Tapi apa perduli kami saat itu? Kesucian itu hanya milik mereka bukan milik kami. Alih-alih terasa kudus, bagi kami nama tersebut begitu asing, misterius, menakutkan sekaligus menijijikan. Para orang tua kami (saya yakin tidak semua) melewati bangunan itu dalam wajah sinis. Setengah berbisik, mereka akan mengatakan kepada anak-anaknya bahwa: “Itu tempat orang kafir menyembah tuhan-tuhannya.”Bisa jadi karena kalimat-kalimat sejenis itu, kami pada akhirnya tidak memiliki sedikitpun rasa ingin mengenal mereka.
Alih-alih mendekati dan menawarkan persahabatan, suatu hari salah seorang dari kami bahkan secara kurang ajar dan nekad membubuhkan pilox hitam, mengganti huruf s dibelakang kata Petrus dengan huruf k. Kami tergelak karena hampir seminggu gereja itu menjadi bahan tertawaan orang-orang.Sebuah perasaan puas, geli bercampur bangga karena sudah berhasil “berjihad“ mempermalukan musuh agama kami.
Kini saya melewati gereja itu kembali dan entah kenapa saya ingin meminggirkan kendaraan saya di depan gerbangnya.Sekitar 5 menit memandang gereja itu, membangunkan kenangan atas kebodohan lama itu. Dan tiba-tiba, di tengah kelam malam dan rasa menyesal di benak saya melintas beberapa wajah. Ya wajah manusia-manusia baik yang tak mungkin saya lupa dan dengan mengenangnya cukup membuat tenggorokan saya tercekat dan mata terasa panas.
Saya ingat Fredick, seorang kawan yang mempertaruhkan nyawanya membela saya saat Pasukan Anti Huru Hara menggebuki kami secara beringas dalam sebuah demonstrasi di depan Taman Ismail Marzuki 12 tahun silam. Saya juga terkenang kepada Antonio, tukang foto copy asal Flores yang selalu sabar membiarkan saya berhutang kepadanya. Lalu Lukas, sobat saya di himpunan mahasiswa pecinta alam yang hingga kini harus cacat karena terjatuh dari sebuah tower saat menyelematkan seorang bocah Aceh dalam peristiwa tsunami 2004. Romo Mangun, seorang tua yang tulisan dan idealismenya membuat saya kagum. Dan mereka dalam kenyataannya adalah Katholik, yang beribadah dan menyembah Tuhan di gedung-gedung seperti Santo Petrus.
Hampir setengah jam berlalu. Saya masih termenung di depan Santo Petrus. Udara mulai dingin dan hujan gerimis terasa seperti ribuan jarum lunak menghujam tubuh saya. Saya memandang spanduk itu. Semoga tulus, doa saya. Dan memandang bangunan itu saya merasa kebencian dan ketakutan itu telah lama pergi dari hati saya. Tapi mengapa tak satu pun spanduk ucapan selamat, yang berukuran kecil sekalipun, terpampang di masjid agung kami,jika natal datang setiap tahun?

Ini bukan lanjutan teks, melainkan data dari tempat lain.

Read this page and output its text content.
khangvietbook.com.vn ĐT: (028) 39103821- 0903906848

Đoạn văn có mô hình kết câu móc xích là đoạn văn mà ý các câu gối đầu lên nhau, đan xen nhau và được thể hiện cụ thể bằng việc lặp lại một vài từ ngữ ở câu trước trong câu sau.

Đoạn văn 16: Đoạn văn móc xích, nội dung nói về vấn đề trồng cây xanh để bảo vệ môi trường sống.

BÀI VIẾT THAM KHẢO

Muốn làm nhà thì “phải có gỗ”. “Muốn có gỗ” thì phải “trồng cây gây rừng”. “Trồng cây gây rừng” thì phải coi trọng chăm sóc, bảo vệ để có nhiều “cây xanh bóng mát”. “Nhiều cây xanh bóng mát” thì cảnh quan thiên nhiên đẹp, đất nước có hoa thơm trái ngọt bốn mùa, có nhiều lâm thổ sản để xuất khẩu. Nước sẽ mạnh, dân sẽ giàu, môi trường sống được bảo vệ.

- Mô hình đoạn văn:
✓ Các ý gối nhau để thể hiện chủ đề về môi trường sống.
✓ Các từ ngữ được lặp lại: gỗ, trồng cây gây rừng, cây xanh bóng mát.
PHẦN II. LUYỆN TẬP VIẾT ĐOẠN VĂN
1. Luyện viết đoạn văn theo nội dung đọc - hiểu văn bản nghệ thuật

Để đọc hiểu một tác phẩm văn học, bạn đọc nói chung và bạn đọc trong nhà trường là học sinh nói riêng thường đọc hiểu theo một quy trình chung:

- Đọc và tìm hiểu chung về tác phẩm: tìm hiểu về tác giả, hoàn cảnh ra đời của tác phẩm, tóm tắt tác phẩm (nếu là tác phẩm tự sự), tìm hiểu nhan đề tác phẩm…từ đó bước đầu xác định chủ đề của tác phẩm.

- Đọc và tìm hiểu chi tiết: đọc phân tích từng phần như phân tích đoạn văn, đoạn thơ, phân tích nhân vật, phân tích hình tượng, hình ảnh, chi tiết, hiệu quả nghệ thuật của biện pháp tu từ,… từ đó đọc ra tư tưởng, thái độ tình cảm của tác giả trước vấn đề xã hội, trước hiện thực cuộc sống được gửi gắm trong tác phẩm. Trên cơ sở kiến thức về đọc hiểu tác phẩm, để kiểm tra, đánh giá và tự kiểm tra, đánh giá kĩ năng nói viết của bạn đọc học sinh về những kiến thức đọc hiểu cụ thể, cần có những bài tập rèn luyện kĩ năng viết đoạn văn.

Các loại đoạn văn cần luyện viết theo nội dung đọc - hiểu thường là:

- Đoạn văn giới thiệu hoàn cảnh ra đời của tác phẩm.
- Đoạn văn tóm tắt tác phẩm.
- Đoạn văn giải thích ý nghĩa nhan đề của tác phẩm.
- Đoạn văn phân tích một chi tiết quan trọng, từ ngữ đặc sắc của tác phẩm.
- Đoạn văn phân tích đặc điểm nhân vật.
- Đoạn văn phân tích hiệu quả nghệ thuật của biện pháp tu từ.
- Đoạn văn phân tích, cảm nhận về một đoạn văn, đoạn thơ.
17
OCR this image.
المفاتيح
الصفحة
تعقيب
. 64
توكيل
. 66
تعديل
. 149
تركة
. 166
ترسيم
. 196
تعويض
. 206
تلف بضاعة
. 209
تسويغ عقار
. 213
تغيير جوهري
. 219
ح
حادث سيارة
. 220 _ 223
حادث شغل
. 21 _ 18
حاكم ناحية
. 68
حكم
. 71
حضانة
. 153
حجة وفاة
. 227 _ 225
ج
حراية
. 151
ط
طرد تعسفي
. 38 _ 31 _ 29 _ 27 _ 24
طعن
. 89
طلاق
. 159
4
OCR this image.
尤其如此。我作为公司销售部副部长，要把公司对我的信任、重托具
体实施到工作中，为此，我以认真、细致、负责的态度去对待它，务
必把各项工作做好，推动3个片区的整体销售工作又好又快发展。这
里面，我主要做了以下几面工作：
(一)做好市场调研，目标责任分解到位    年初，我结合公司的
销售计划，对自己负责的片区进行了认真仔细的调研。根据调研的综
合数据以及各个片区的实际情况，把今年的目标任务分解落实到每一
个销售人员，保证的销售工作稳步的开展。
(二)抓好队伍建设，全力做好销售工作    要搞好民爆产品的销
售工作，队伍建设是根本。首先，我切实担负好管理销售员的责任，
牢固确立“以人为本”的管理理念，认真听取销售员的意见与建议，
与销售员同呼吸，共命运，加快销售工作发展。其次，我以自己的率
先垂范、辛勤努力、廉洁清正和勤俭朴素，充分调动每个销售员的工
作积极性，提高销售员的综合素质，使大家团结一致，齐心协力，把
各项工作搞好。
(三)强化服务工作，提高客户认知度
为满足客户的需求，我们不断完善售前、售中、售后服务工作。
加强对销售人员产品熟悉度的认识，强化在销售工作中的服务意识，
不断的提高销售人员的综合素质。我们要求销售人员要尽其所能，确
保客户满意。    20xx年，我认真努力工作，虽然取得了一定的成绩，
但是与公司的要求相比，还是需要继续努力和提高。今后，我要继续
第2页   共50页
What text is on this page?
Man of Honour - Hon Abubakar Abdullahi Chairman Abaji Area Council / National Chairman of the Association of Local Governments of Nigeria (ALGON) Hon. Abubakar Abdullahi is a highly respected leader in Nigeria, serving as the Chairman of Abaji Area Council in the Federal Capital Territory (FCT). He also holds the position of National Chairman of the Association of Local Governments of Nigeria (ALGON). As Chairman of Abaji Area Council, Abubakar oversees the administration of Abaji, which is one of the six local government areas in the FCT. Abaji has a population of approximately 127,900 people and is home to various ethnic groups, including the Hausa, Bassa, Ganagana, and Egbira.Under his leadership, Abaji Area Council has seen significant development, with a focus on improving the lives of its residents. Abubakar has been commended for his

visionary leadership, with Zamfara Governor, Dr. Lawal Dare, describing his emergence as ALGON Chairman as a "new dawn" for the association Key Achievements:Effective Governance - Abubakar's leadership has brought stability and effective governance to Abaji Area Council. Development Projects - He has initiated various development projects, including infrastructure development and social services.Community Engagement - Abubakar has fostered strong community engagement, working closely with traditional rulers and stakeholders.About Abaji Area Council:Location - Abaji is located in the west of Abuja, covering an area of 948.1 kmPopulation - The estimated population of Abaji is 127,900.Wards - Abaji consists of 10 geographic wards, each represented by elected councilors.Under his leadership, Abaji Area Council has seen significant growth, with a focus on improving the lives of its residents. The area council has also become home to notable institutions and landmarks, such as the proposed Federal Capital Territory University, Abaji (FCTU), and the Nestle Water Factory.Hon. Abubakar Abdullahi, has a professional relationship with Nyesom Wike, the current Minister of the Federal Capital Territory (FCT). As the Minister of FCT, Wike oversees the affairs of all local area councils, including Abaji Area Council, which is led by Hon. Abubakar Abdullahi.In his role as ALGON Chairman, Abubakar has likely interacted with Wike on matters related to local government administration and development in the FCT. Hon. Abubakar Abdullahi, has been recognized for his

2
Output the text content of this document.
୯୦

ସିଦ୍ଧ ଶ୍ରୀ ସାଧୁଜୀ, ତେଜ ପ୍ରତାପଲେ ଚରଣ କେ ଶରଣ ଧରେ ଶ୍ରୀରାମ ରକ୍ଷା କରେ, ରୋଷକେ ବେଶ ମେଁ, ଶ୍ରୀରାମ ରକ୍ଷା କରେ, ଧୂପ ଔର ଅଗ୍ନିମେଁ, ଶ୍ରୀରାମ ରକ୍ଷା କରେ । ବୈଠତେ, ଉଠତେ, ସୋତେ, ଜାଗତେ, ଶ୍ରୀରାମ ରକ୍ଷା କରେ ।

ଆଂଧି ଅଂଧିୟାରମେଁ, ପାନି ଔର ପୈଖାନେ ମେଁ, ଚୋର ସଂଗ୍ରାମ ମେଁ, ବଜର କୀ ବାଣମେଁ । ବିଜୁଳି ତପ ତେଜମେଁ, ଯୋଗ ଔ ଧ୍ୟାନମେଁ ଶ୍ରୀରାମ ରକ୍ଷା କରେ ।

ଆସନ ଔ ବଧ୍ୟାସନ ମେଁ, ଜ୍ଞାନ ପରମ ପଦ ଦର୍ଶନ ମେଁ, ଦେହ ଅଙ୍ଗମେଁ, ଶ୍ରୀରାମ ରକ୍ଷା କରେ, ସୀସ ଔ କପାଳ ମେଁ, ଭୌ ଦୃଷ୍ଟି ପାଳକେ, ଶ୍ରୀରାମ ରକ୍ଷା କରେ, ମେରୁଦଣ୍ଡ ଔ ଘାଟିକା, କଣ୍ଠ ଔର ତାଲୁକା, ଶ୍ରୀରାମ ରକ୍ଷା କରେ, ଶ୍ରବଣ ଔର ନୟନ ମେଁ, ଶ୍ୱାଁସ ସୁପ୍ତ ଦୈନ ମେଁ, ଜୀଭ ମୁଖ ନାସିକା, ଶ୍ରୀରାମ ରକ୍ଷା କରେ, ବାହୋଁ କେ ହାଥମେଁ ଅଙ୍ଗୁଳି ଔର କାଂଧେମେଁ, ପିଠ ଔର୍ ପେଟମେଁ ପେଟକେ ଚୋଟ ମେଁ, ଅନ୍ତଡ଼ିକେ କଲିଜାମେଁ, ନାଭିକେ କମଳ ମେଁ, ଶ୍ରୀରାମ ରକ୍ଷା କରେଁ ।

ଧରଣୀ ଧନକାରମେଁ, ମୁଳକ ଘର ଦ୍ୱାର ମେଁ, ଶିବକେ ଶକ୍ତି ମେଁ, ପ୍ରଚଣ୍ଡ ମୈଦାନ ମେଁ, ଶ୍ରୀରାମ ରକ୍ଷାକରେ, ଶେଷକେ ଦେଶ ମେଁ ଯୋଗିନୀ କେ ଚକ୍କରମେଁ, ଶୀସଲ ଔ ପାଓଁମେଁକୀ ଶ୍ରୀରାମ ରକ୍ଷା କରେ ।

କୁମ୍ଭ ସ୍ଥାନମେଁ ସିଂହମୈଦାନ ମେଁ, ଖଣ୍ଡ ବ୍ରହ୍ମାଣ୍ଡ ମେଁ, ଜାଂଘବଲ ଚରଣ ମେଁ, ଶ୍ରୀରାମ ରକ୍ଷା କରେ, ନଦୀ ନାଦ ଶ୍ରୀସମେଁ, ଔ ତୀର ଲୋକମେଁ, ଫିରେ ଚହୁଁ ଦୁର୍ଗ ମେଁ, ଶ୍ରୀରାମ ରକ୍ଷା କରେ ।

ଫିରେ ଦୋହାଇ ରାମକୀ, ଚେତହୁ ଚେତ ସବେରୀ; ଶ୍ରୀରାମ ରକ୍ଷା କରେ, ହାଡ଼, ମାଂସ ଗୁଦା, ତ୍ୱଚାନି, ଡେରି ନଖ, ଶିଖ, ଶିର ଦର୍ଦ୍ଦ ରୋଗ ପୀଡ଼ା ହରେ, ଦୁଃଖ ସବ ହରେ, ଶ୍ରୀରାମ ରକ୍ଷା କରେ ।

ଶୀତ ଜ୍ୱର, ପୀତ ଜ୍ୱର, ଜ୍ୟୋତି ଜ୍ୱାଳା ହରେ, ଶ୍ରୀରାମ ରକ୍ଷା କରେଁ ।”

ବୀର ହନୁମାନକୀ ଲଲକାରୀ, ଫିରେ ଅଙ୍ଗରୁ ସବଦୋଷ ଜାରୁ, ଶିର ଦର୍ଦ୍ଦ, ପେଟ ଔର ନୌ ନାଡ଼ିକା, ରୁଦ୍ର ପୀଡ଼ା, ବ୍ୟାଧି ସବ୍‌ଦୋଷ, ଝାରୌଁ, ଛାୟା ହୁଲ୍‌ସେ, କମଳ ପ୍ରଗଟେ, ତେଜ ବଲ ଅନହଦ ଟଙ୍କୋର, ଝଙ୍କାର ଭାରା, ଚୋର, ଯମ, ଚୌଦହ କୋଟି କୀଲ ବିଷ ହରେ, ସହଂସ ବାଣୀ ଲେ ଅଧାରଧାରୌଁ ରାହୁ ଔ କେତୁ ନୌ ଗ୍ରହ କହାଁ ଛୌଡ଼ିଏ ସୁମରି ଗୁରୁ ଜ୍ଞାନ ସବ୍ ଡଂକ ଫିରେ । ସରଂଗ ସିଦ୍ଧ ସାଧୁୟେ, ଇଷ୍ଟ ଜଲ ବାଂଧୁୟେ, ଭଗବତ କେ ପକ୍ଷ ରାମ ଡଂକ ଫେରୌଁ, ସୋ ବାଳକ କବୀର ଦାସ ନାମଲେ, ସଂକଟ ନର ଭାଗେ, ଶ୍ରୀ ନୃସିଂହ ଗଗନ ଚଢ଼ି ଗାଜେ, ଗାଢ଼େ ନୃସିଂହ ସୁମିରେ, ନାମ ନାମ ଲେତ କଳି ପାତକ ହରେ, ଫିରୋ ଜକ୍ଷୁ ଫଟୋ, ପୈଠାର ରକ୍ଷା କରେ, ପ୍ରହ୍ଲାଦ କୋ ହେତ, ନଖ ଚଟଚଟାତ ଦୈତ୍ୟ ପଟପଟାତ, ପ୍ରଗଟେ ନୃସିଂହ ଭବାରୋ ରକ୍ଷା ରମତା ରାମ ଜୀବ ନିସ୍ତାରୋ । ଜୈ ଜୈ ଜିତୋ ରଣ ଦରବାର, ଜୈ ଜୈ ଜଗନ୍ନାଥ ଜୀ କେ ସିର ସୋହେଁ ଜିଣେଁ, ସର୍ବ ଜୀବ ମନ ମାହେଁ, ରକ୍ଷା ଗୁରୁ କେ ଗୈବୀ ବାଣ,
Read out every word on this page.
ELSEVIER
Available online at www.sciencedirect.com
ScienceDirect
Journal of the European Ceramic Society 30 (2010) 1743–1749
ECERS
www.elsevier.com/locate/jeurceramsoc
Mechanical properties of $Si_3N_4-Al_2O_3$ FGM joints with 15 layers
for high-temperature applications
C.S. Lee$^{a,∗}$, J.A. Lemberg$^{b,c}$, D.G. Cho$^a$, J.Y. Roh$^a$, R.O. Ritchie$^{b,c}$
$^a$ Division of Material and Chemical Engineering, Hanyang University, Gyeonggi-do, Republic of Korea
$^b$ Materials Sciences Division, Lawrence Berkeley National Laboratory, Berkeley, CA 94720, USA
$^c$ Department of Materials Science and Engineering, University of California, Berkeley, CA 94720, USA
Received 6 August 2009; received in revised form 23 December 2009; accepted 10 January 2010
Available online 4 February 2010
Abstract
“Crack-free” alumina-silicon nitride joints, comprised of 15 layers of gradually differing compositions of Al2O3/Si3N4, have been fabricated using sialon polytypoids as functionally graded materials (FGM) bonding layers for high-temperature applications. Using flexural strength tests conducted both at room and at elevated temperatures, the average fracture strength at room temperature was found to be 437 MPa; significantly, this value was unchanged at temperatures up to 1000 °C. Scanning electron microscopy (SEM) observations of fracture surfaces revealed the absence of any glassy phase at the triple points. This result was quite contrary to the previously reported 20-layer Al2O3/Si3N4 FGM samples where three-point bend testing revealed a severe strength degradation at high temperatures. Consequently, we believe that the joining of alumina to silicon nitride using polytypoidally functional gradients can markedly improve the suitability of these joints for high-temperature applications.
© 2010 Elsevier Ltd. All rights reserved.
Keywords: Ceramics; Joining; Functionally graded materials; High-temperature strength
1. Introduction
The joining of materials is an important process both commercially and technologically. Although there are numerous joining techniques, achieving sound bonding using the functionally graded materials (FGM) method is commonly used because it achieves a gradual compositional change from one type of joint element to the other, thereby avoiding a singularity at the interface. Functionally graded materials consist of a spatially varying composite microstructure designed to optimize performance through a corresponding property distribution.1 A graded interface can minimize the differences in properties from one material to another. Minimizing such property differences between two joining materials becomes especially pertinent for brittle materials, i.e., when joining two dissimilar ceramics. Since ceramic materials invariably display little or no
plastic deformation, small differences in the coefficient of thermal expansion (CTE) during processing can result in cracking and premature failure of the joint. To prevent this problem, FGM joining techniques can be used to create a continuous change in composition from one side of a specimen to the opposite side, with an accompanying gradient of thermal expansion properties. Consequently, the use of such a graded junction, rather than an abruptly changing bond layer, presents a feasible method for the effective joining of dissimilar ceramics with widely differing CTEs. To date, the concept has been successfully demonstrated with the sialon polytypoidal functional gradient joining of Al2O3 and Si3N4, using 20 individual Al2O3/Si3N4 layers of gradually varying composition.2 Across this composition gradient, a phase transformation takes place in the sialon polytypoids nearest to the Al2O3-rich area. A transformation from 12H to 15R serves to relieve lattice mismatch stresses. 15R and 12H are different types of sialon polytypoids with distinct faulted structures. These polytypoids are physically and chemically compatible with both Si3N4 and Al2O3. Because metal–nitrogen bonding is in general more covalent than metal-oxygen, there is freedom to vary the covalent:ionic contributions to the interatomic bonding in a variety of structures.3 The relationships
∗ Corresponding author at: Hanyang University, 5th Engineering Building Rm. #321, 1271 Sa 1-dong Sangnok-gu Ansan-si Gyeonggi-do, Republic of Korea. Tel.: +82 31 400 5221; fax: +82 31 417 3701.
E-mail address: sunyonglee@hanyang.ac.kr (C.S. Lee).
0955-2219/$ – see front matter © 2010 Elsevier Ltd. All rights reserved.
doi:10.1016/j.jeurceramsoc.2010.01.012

Ya, ketika pulang ke kota kecil kelahiran saya, entah untuk ke berapa ribu kali, saya melewati gereja itu kembali. Meskipun malam terasa kudus, kumandang takbir begitu syahdu, di pintu gerbang Santo Petrus, itu hanya menambah rasa sedih saja. Saya sangat sadar bahwa selama agama masih diperbudak berbagai kepentingan politik maka kemungkinan darah tumpah seperti di Poso dan Ambon adalah bukan sekadar ilusi. Padahal seperti kata Umar ibn Khattab: sejak dari rahim sang ibu, manusia memiliki kemerdekaan untuk memilih apapun, termasuk meyakini agamanya.Tapi mengapa kita tidak pernah bisa saling mencintai dan mempercayai?